Ft. St. Louis burned in 1720 and was not rebuilt. By that time the Indian village near it and the French whom LaSalle had enticed to live in Illinois country were leaving the area because the timbers and wildlife on which they depended would not support them. They mainly migrated to Lake Peoria, a wide spot in the Illinois River and where earlier LaSalle had built T. Crevecoeur. Henri de Tonti had replaced LaSalle and had accomplished some progress through his own abilities.
So much more could be told about the past of the “Rock” but space does not allow. Incidents and events of interest go on and on such as the battle at the top of the Rock that named it Starved Rock in the middle 1700’s, its abandonment by the Indians who had lived there for centuries, making their own histories.
Father Marquette’s successor, Fr. Allouez is said to have baptized 10,000 and converted a hundred thousand so all history is not made just by force and rifle.
Starved Rock, as we mentioned last week, became a state park one hundred years ago in 1911, so happy birthday to it. It’s a year long observance. There are nearly twenty canyons with sparkling streams and waterfalls, rock formations of unique sorts, wildflowers and plants galore, and views from the top that are awesome. Do you know the calendars of Willard Clay? One features scenes of Illinois, many in the state parks. Look for them and enjoy. The 2011 issue is almost impressionistic in its composition.
When dedicated in 1911 the acreage was over two thousand and nearby is a nature preserve of nearly six hundred acres.

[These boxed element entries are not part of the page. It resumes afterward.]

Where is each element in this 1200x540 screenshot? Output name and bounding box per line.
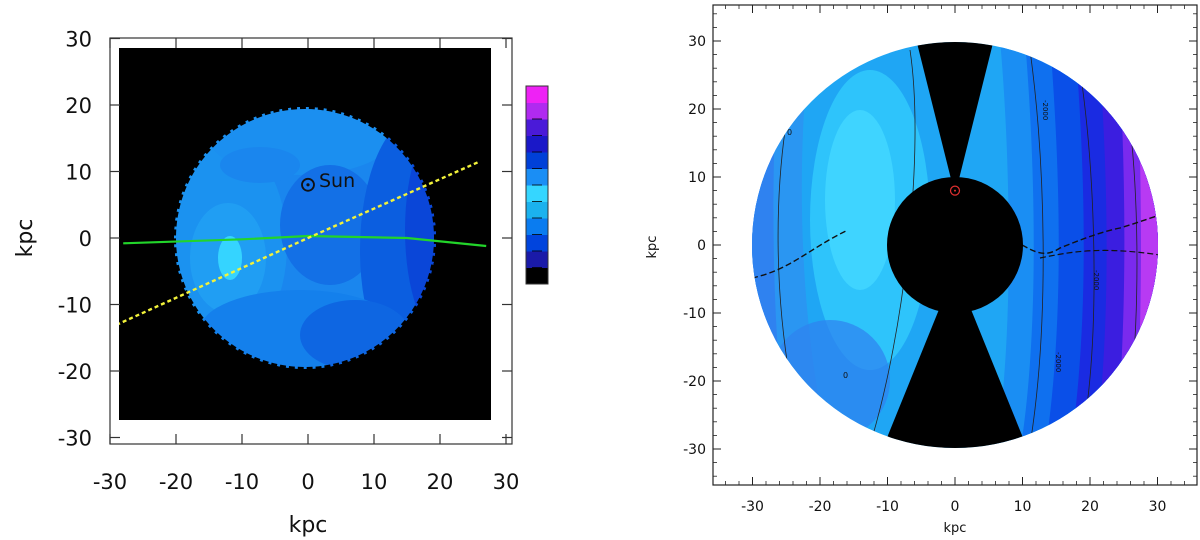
x-tick-label: 10: [1014, 499, 1032, 515]
colorbar-segment: [526, 201, 548, 219]
colorbar-segment: [526, 251, 548, 268]
contour-label: 0: [787, 128, 792, 137]
sun-symbol-icon: [949, 185, 961, 196]
left-plot-frame: [109, 37, 513, 445]
yellow-line: [119, 160, 481, 326]
right-axis-ticks: -30 -20 -10 0 10 20 30 -30 -20 -10 0 10 20 30: [683, 5, 1197, 515]
x-tick-label: 10: [361, 470, 388, 494]
green-line: [123, 234, 487, 248]
colorbar-segment: [526, 86, 548, 103]
right-x-axis-title: kpc: [944, 521, 967, 536]
dashed-line: [1039, 249, 1158, 259]
y-tick-label: 30: [688, 34, 706, 50]
x-tick-label: -10: [225, 470, 259, 494]
x-tick-label: -30: [93, 470, 127, 494]
y-tick-label: -30: [683, 442, 706, 458]
contour-label: 0: [843, 371, 848, 380]
colorbar-segment: [526, 267, 548, 285]
x-tick-label: -10: [876, 499, 899, 515]
x-tick-label: 30: [493, 470, 520, 494]
dashed-line: [752, 229, 849, 279]
left-map-panel: Sun -30 -20 -10 0 10 20 30 -30 -20 -10 0 10 20 30 kpc…: [13, 28, 549, 538]
x-tick-label: 0: [301, 470, 314, 494]
colorbar-segment: [526, 168, 548, 186]
x-tick-label: 0: [951, 499, 960, 515]
contour-line: [1079, 69, 1095, 421]
x-tick-label: 20: [1081, 499, 1099, 515]
sun-symbol-dot: [306, 183, 310, 187]
left-disk-edge: [172, 105, 438, 371]
x-tick-label: -20: [809, 499, 832, 515]
right-map-panel: 0 0 -2000 -2000 -2000 -30 -20 -10 0 10 20 30-3…: [645, 4, 1198, 536]
y-tick-label: -20: [683, 374, 706, 390]
contour-line: [1029, 49, 1044, 446]
sun-label: Sun: [319, 170, 355, 192]
masked-wedge-top: [915, 42, 995, 195]
colorbar-segment: [526, 152, 548, 169]
y-tick-label: -20: [58, 360, 92, 384]
y-tick-label: 0: [79, 227, 92, 251]
x-tick-label: -20: [159, 470, 193, 494]
y-tick-label: -10: [683, 306, 706, 322]
x-tick-label: 30: [1149, 499, 1167, 515]
x-tick-label: 20: [427, 470, 454, 494]
x-tick-label: -30: [741, 499, 764, 515]
left-axis-ticks: -30 -20 -10 0 10 20 30 -30 -20 -10 0 10 20 30: [58, 28, 520, 495]
contour-label: -2000: [1092, 270, 1100, 290]
y-tick-label: -30: [58, 427, 92, 451]
colorbar-segment: [526, 185, 548, 202]
sun-marker: Sun: [301, 170, 355, 192]
colorbar-segment: [526, 218, 548, 235]
right-y-axis-title: kpc: [645, 236, 660, 259]
colorbar: [525, 85, 549, 285]
contour-label: -2000: [1054, 352, 1062, 372]
left-y-axis-title: kpc: [13, 219, 38, 258]
colorbar-segment: [526, 119, 548, 136]
left-x-axis-title: kpc: [289, 513, 328, 538]
y-tick-label: 10: [65, 161, 92, 185]
y-tick-label: 20: [688, 102, 706, 118]
y-tick-label: -10: [58, 294, 92, 318]
colorbar-segment: [526, 135, 548, 153]
masked-inner-circle: [887, 177, 1023, 313]
y-tick-label: 20: [65, 94, 92, 118]
colorbar-segment: [526, 234, 548, 252]
dashed-line: [1021, 214, 1158, 254]
y-tick-label: 10: [688, 170, 706, 186]
masked-wedge-bottom: [880, 270, 1030, 448]
y-tick-label: 0: [697, 238, 706, 254]
sun-symbol-dot: [954, 189, 956, 192]
colorbar-segment: [526, 102, 548, 120]
contour-label: -2000: [1041, 100, 1049, 120]
sun-symbol-icon: [301, 177, 315, 192]
y-tick-label: 30: [65, 28, 92, 52]
colorbar-frame: [525, 85, 549, 285]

Many kinds of Illinois landscape can be seen there plus the large log lodge, hand-built, which serves as a centerpiece for the visitor. It has a restaurant and rooms for rental which is a must. The terrace has a wonderful river view. Call for hours.
Nearby at Oglesby is Matthiessen State Park, a kind of miniature of Starved Rock. Its paths in winter are especially interesting. Go to both to treat yourself to an anniversary of state parks but remember that it was people, too, who made it a centerpiece for their lives however long ago. Give them tribute, too.